This is a large pet project that I worked on for a few months. For your viewing convenience, the Jupyter Notebooks in the pipeline are labelled according to the sequence they are run.
The idea for the project was to create a Tabular Generative Adversarial Neural Network (TGAN) to create new recipes trained on recipes sourced from the internet. It also contains functionality to compute the nutrition data for each recipe using USDA official nutrition data and Natural Language Processing (NLP), and fuzzy logic for each ingredient in the recipe.
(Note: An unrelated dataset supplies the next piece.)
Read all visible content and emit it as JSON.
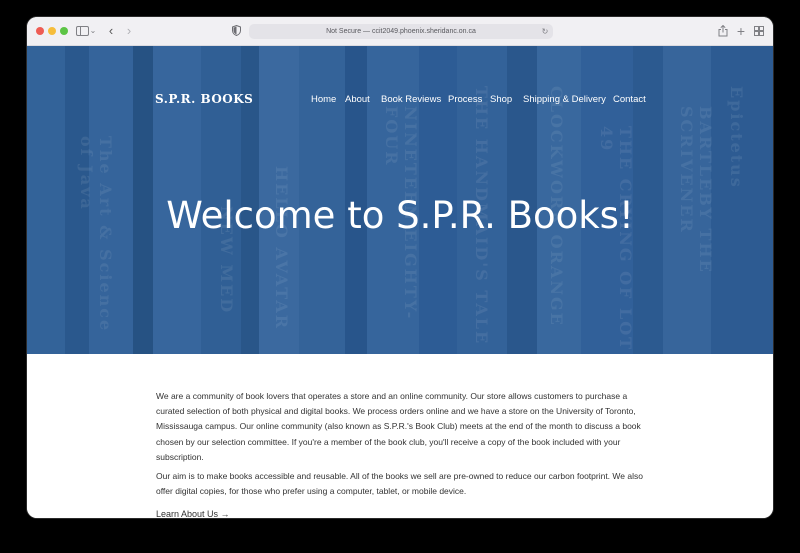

The bulk of the project (Steps 1-3) involves cleaning data, standardizing the messy measurement data from the recipes, and computing nutritional data for each recipe. The last portion uses a TGAN to generate novel recipes based off our sourced and generated data.
Two main data sources were used to acheive a robust nutrition calculator using NLP.
USDA FoodDataCentral - this large dataset contains every food registered with the USDA and the nutrition contents as well as the ingredients for food products. We use this to calculate the nutrition data for the recipe using NLP and fuzzy logic.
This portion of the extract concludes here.